What are we learning about the selection and care of board members for our schools? Most Board members become very involved in the life of the school. Often, even before the school begins operation, the Board members have taken “ownership” of the school. Many honestly believe it is their school and that the school will not go well without them steering the school toward “excellence”. They believe they are the “governing” Board even if that adjective to describe the board has never been used by an Imagine School person. Many become involved in the daily life of the school, volunteering and “helping” teachers and other staff to get things done. Even those who are not parents, take “ownership” of the school as if they started it… [The board members] didn’t finance the start up of the school or the building. They didn’t find the principal or any of the teachers and staff. They didn’t design the curriculum. In some cases, they did help recruit students.

The complete text of this revealing memo is found at this link:

Bakke’s memo is important because it mirrors the thinking of national charter school chains as well as those who are managed by smaller for-profit management companies which may operate within a state or a regional basis.

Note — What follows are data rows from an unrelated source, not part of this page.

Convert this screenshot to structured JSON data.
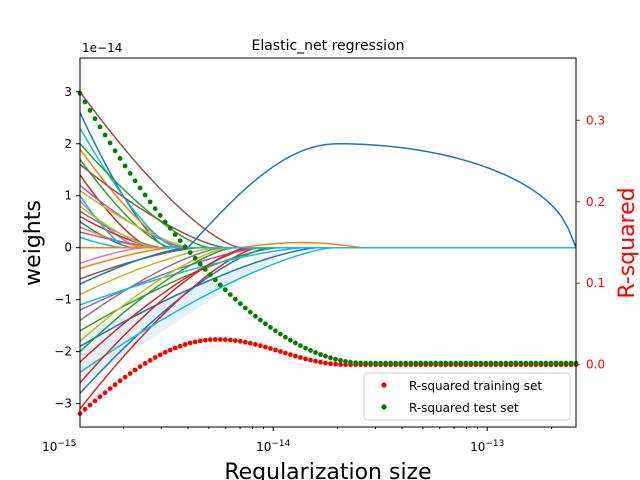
{
  "chart_data": {
    "type": "line",
    "title": "Elastic_net regression",
    "xlabel": "Regularization size",
    "ylabel_left": "weights",
    "ylabel_right": "R-squared",
    "x_scale": "log",
    "x_range": [
      1.25e-15,
      2.6e-13
    ],
    "xticks": [
      {
        "value": 1e-15,
        "label": "10^{-15}",
        "base": "10",
        "exp": "−15"
      },
      {
        "value": 1e-14,
        "label": "10^{-14}",
        "base": "10",
        "exp": "−14"
      },
      {
        "value": 1e-13,
        "label": "10^{-13}",
        "base": "10",
        "exp": "−13"
      }
    ],
    "left_axis": {
      "multiplier_label": "1e−14",
      "range_e14": [
        -3.45,
        3.65
      ],
      "ticks": [
        3,
        2,
        1,
        0,
        -1,
        -2,
        -3
      ],
      "tick_labels": [
        "3",
        "2",
        "1",
        "0",
        "−1",
        "−2",
        "−3"
      ]
    },
    "right_axis": {
      "range": [
        -0.0765,
        0.3765
      ],
      "ticks": [
        0.3,
        0.2,
        0.1,
        0.0
      ],
      "tick_labels": [
        "0.3",
        "0.2",
        "0.1",
        "0.0"
      ],
      "color": "#ff0000"
    },
    "legend": {
      "position": "lower-right",
      "entries": [
        {
          "label": "R-squared training set",
          "color": "#ff0000"
        },
        {
          "label": "R-squared test set",
          "color": "#008000"
        }
      ]
    },
    "r2_train": {
      "start": -0.06,
      "peak": 0.031,
      "peak_x": 5.5e-15,
      "end": 0.0,
      "flat_x": 2.2e-14
    },
    "r2_test": {
      "start": 0.333,
      "end": 0.002,
      "flat_x": 2.6e-14
    },
    "weight_band": {
      "color": "#cfe3f1"
    },
    "weight_series": [
      {
        "color": "#1f77b4",
        "start": 2.6,
        "zero_at": 3.2e-15
      },
      {
        "color": "#ff7f0e",
        "start": 1.9,
        "zero_at": 3.6e-15
      },
      {
        "color": "#2ca02c",
        "start": 1.7,
        "zero_at": 3.3e-15
      },
      {
        "color": "#d62728",
        "start": 1.4,
        "zero_at": 2.7e-15
      },
      {
        "color": "#9467bd",
        "start": 1.2,
        "zero_at": 3.9e-15
      },
      {
        "color": "#8c564b",
        "start": 3.0,
        "zero_at": 7e-15
      },
      {
        "color": "#e377c2",
        "start": 0.9,
        "zero_at": 2.4e-15
      },
      {
        "color": "#7f7f7f",
        "start": 0.7,
        "zero_at": 3e-15
      },
      {
        "color": "#bcbd22",
        "start": 1.1,
        "zero_at": 4.2e-15
      },
      {
        "color": "#17becf",
        "start": 2.3,
        "zero_at": 3.5e-15
      },
      {
        "color": "#1f77b4",
        "start": 0.5,
        "zero_at": 2.2e-15
      },
      {
        "color": "#2ca02c",
        "start": 2.0,
        "zero_at": 5e-15
      },
      {
        "color": "#8c564b",
        "start": 1.6,
        "zero_at": 6e-15
      },
      {
        "color": "#d62728",
        "start": 0.6,
        "zero_at": 2.9e-15
      },
      {
        "color": "#ff7f0e",
        "start": 0.4,
        "zero_at": 2.6e-15
      },
      {
        "color": "#9467bd",
        "start": 0.3,
        "zero_at": 3.1e-15
      },
      {
        "color": "#17becf",
        "start": 1.0,
        "zero_at": 2.1e-15
      },
      {
        "color": "#bcbd22",
        "start": 0.8,
        "zero_at": 2.8e-15
      },
      {
        "color": "#1f77b4",
        "start": -2.8,
        "zero_at": 9.5e-15
      },
      {
        "color": "#d62728",
        "start": -3.1,
        "zero_at": 8.5e-15
      },
      {
        "color": "#17becf",
        "start": -2.4,
        "zero_at": 1.9e-14
      },
      {
        "color": "#1f77b4",
        "start": -1.9,
        "zero_at": 1.6e-14
      },
      {
        "color": "#2ca02c",
        "start": -1.6,
        "zero_at": 1.05e-14
      },
      {
        "color": "#d62728",
        "start": -2.2,
        "zero_at": 8e-15
      },
      {
        "color": "#9467bd",
        "start": -1.2,
        "zero_at": 9e-15
      },
      {
        "color": "#bcbd22",
        "start": -0.9,
        "zero_at": 5.5e-15
      },
      {
        "color": "#8c564b",
        "start": -0.6,
        "zero_at": 4.5e-15
      },
      {
        "color": "#ff7f0e",
        "start": -0.4,
        "zero_at": 3.4e-15
      },
      {
        "color": "#7f7f7f",
        "start": -1.4,
        "zero_at": 5.8e-15
      },
      {
        "color": "#e377c2",
        "start": -0.3,
        "zero_at": 2.5e-15
      },
      {
        "color": "#17becf",
        "start": -1.1,
        "zero_at": 1.4e-14
      },
      {
        "color": "#2ca02c",
        "start": -2.0,
        "zero_at": 6.5e-15
      },
      {
        "color": "#1f77b4",
        "start": -0.7,
        "zero_at": 4e-15
      },
      {
        "color": "#d62728",
        "start": -2.6,
        "zero_at": 7.5e-15
      },
      {
        "color": "#bcbd22",
        "start": -1.8,
        "zero_at": 6.2e-15
      },
      {
        "color": "#17becf",
        "start": 0.2,
        "zero_at": 2e-15
      }
    ],
    "long_series": {
      "color": "#1f77b4",
      "peak": 2.0,
      "peak_x": 2e-14,
      "start_x": 4e-15,
      "end_x": 2.5e-13
    },
    "hump_series": [
      {
        "color": "#ff7f0e",
        "peak": 0.1,
        "peak_x": 1.4e-14,
        "start_x": 7e-15,
        "end_x": 2.6e-14
      }
    ]
  }
}
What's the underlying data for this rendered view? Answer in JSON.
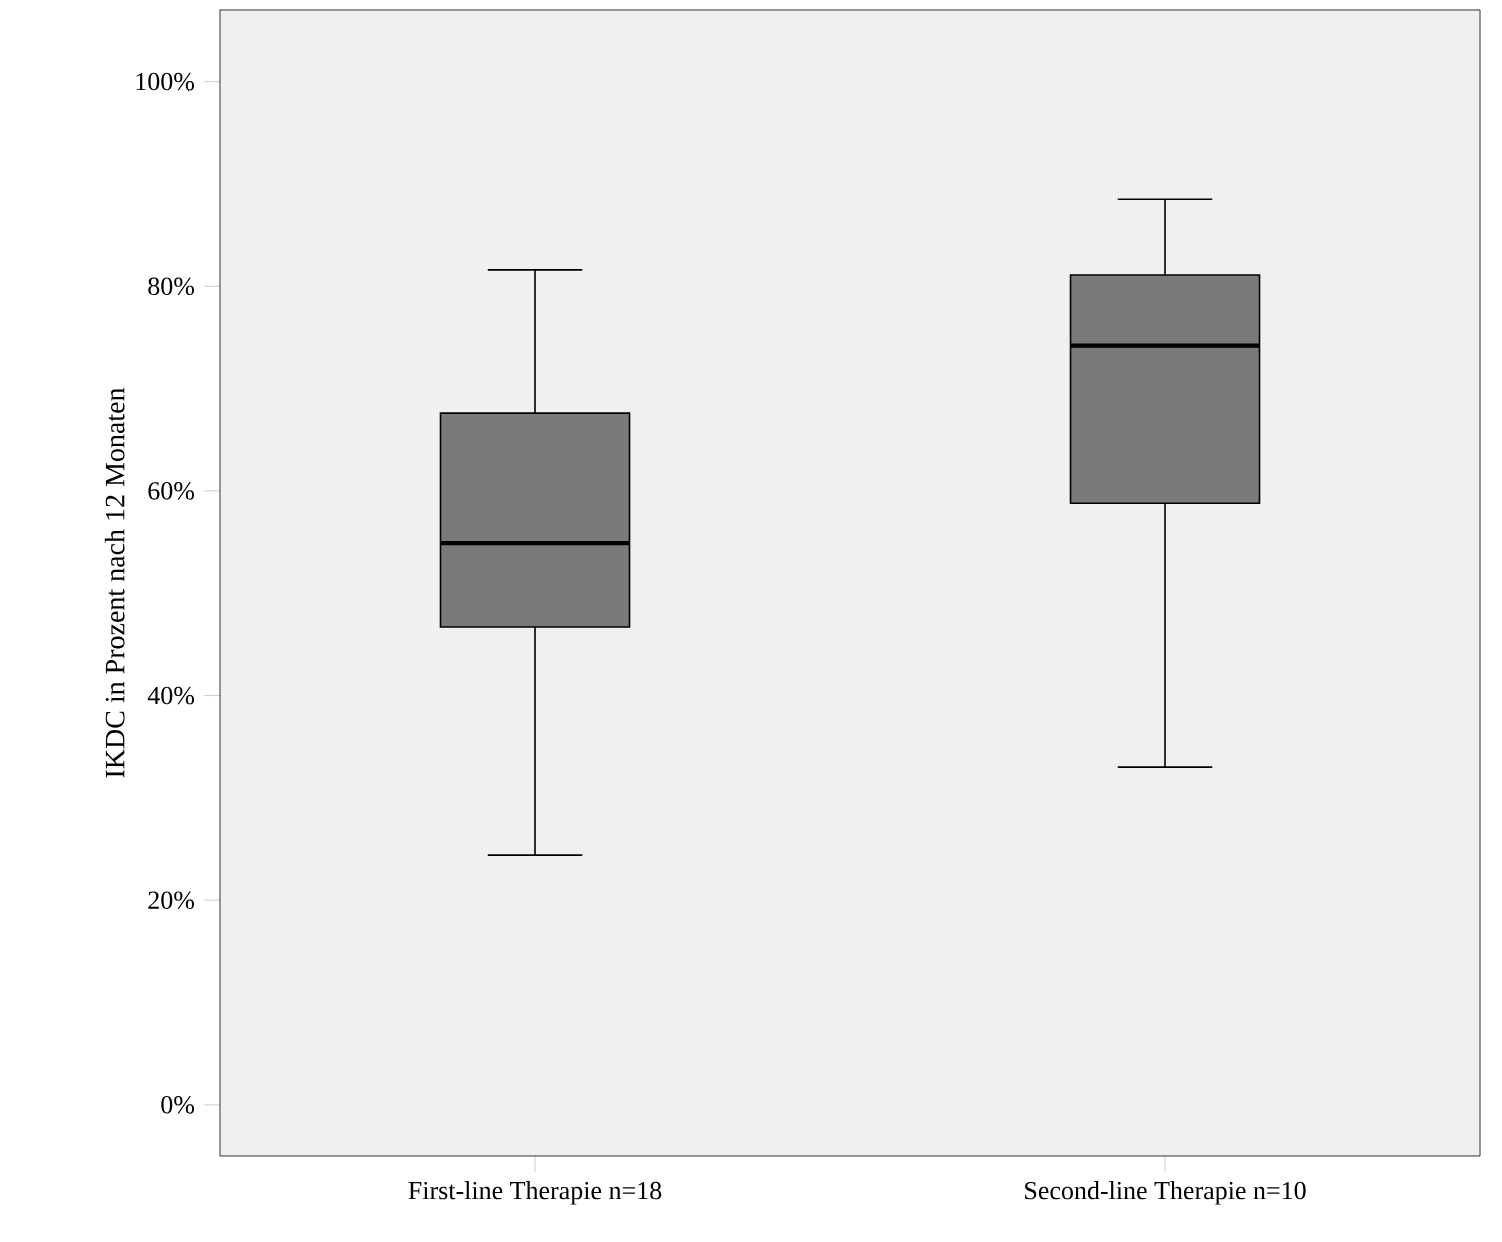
{
  "chart_data": {
    "type": "box",
    "ylabel": "IKDC in Prozent nach 12 Monaten",
    "categories": [
      "First-line Therapie n=18",
      "Second-line Therapie n=10"
    ],
    "boxes": [
      {
        "low": 24.4,
        "q1": 46.7,
        "median": 54.9,
        "q3": 67.6,
        "high": 81.6
      },
      {
        "low": 33.0,
        "q1": 58.8,
        "median": 74.2,
        "q3": 81.1,
        "high": 88.5
      }
    ],
    "color": "#7a7a7a",
    "ylim": [
      -5,
      107
    ],
    "yticks": [
      {
        "value": 0,
        "label": "0%"
      },
      {
        "value": 20,
        "label": "20%"
      },
      {
        "value": 40,
        "label": "40%"
      },
      {
        "value": 60,
        "label": "60%"
      },
      {
        "value": 80,
        "label": "80%"
      },
      {
        "value": 100,
        "label": "100%"
      }
    ]
  }
}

All control and direction for the school comes on high from corporate, and such constructs as school governing boards and local governance amount to distractions. Clearly, local control is an oxymoron to the Dennis Bakkes of the charter school industry.

The memo also makes it clear that no autonomy is expected of the boards which are chosen mostly by the company’s regional managers. While the best of our nation’s schools usually feature a collaborative model where teams of teachers work with school administrators, privatization of public schools that are operated by national chains seems to come only with a top-down approach, and any semblance of a governing board to provide guidance and oversight for the school’s operations is not to be tolerated in Bakke’s world.

In Ohio, the Revised Code treats a charter school as a school district, with its own treasurer, chief administrative officer, and governing board. But state law also allows great latitude regarding the operation and governance of the school, and current law requires that each school have a minimum of five board members, with no other qualifications stated in the law.

With such latitude, it should come as no surprise that the law is silent regarding the place of residency of board members, registration of the members with the secretary of state, citizenship requirements for members of the governing board, let alone how an appointed governing board member is obligated to represent the interests of the school’s stakeholders – students and their families.

In such loose legal construction, charter schools become the creatures of those who “own” them, rather than the public who pays for them and expects resident children to receive an appropriate education. Yet the charter school chains have it both ways. When convenient, the management companies refer to “public charter schools” and “schools of choice,” yet operate them in a manner that doesn’t accept the principle that the public owns the school rather than the corporation that operates the building. To add more complexity to the muddled charter school world, Imagine and some other chains also own some buildings as one way to add emphasis to their usage of the term “our” schools.

This flaw in charter school genetic code will, over time, be its undoing, for the American public is showing signs of increasing impatience with institutions, and like it or not, charter schools will not be immune from this impatience. In the end, charter school chains can’t have it both ways. If they believe the companies “own” these “public” schools, then surely the public will understand that the companies also “own” the boards. When the public fully realizes this state of affairs, the backlash against privatization will begin in earnest.

An owned or bought board is not characteristic of our democratic system. School governing boards were created to provide oversight, set policy, ensure that laws are adhered to, and hire and evaluate the school’s executive and financial officers. If charter school boards are not doing these things, they should be abolished so that the facade of faux governance is exposed. We the public can’t let national chains like Imagine have it both ways.